Had these counselors ever gotten the chance to care for children, they would probably do their jobs well. However, Mrs. Voorhees does not see them as individuals. She only sees the counselors who were supposed to be watching her son. When explaining herself to Alice, she seems to lose track of who it is she’s talking to and begins accusing the confused young woman of neglecting her duties. It doesn’t matter what these kids do. In Mrs. Voorhees’s eyes, they are irresponsible and must be punished. The film’s final girl, Alice, fights back and decapitates Mrs. Voorhees on the shore of the lake. By surviving, she speaks for all of her fallen friends and insists that she is more than just an irresponsible counselor. Alice and the counselors of Camp Crystal Lake are a complex group of young adults, not the monolithic delinquents Mrs. Voorhees would have us believe.

HER LEGACY

Unlike many slasher villains, Mrs. Voorhees does not return in a later installment. She does not rise from the dead nor does she gain strength through mystical means. The film concludes with the water-logged corpse of her son bursting out of the water to attack Alice while she’s dozing in the canoe. Jason then becomes the star of a franchise that would go on to produce another eleven installments.

Mrs. Voorhees may not return to the screen, but her presence can be felt throughout the franchise. Friday the 13th Part 2 follows an adult Jason (retconned into existence) living in a crumbling shack that contains a crude altar. Her head and sweater sit in a position of honor, posed to remind Jason of his beloved mother. He will now kill for her like she once killed for him. Recognizing her power, occasional final girls will invoke her memory in an attempt to quell Jason’s murderous rage. 

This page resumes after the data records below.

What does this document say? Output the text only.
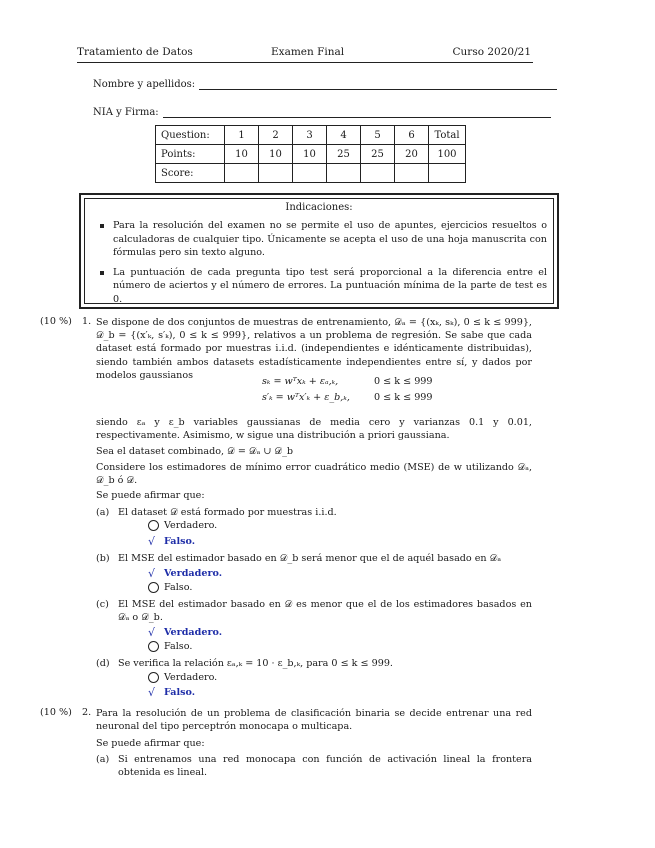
Tratamiento de Datos	Examen Final	Curso 2020/21
Nombre y apellidos:
NIA y Firma:
Question:	1	2	3	4	5	6	Total
Points:	10	10	10	25	25	20	100
Score:							
Indicaciones:
Para la resolución del examen no se permite el uso de apuntes, ejercicios resueltos o calculadoras de cualquier tipo. Únicamente se acepta el uso de una hoja manuscrita con fórmulas pero sin texto alguno.
La puntuación de cada pregunta tipo test será proporcional a la diferencia entre el número de aciertos y el número de errores. La puntuación mínima de la parte de test es 0.
(10 %) 1. Se dispone de dos conjuntos de muestras de entrenamiento, 𝒟ₐ = {(xₖ, sₖ), 0 ≤ k ≤ 999}, 𝒟_b = {(x′ₖ, s′ₖ), 0 ≤ k ≤ 999}, relativos a un problema de regresión. Se sabe que cada dataset está formado por muestras i.i.d. (independientes e idénticamente distribuidas), siendo también ambos datasets estadísticamente independientes entre sí, y dados por modelos gaussianos
sₖ = wᵀxₖ + εₐ,ₖ,	0 ≤ k ≤ 999
s′ₖ = wᵀx′ₖ + ε_b,ₖ,	0 ≤ k ≤ 999
siendo εₐ y ε_b variables gaussianas de media cero y varianzas 0.1 y 0.01, respectivamente. Asimismo, w sigue una distribución a priori gaussiana.
Sea el dataset combinado, 𝒟 = 𝒟ₐ ∪ 𝒟_b
Considere los estimadores de mínimo error cuadrático medio (MSE) de w utilizando 𝒟ₐ, 𝒟_b ó 𝒟.
Se puede afirmar que:
(a) El dataset 𝒟 está formado por muestras i.i.d.
Verdadero.
√ Falso.
(b) El MSE del estimador basado en 𝒟_b será menor que el de aquél basado en 𝒟ₐ
√ Verdadero.
Falso.
(c) El MSE del estimador basado en 𝒟 es menor que el de los estimadores basados en 𝒟ₐ o 𝒟_b.
√ Verdadero.
Falso.
(d) Se verifica la relación εₐ,ₖ = 10 · ε_b,ₖ, para 0 ≤ k ≤ 999.
Verdadero.
√ Falso.
(10 %) 2. Para la resolución de un problema de clasificación binaria se decide entrenar una red neuronal del tipo perceptrón monocapa o multicapa.
Se puede afirmar que:
(a) Si entrenamos una red monocapa con función de activación lineal la frontera obtenida es lineal.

Mrs. Voorhees is not the first cinematic female killer, and she’s certainly not the last. However, this brutally driven mother did kick-start the events of a franchise that would change the landscape of horror. Though pivotal, the Friday the 13th series is a slasher anomaly in that it does not follow a central final girl. Alice dies in the opening scene of the second chapter and most other heroines appear in a single installment. Mrs. Voorhees remains the lone female legacy in one of the greatest and most enduring horror stories of all time. The mother of a killer and a killer herself, her iconic phrase of revenge, “ki ki ki ma ma ma” can still be heard echoing through the halls of horror.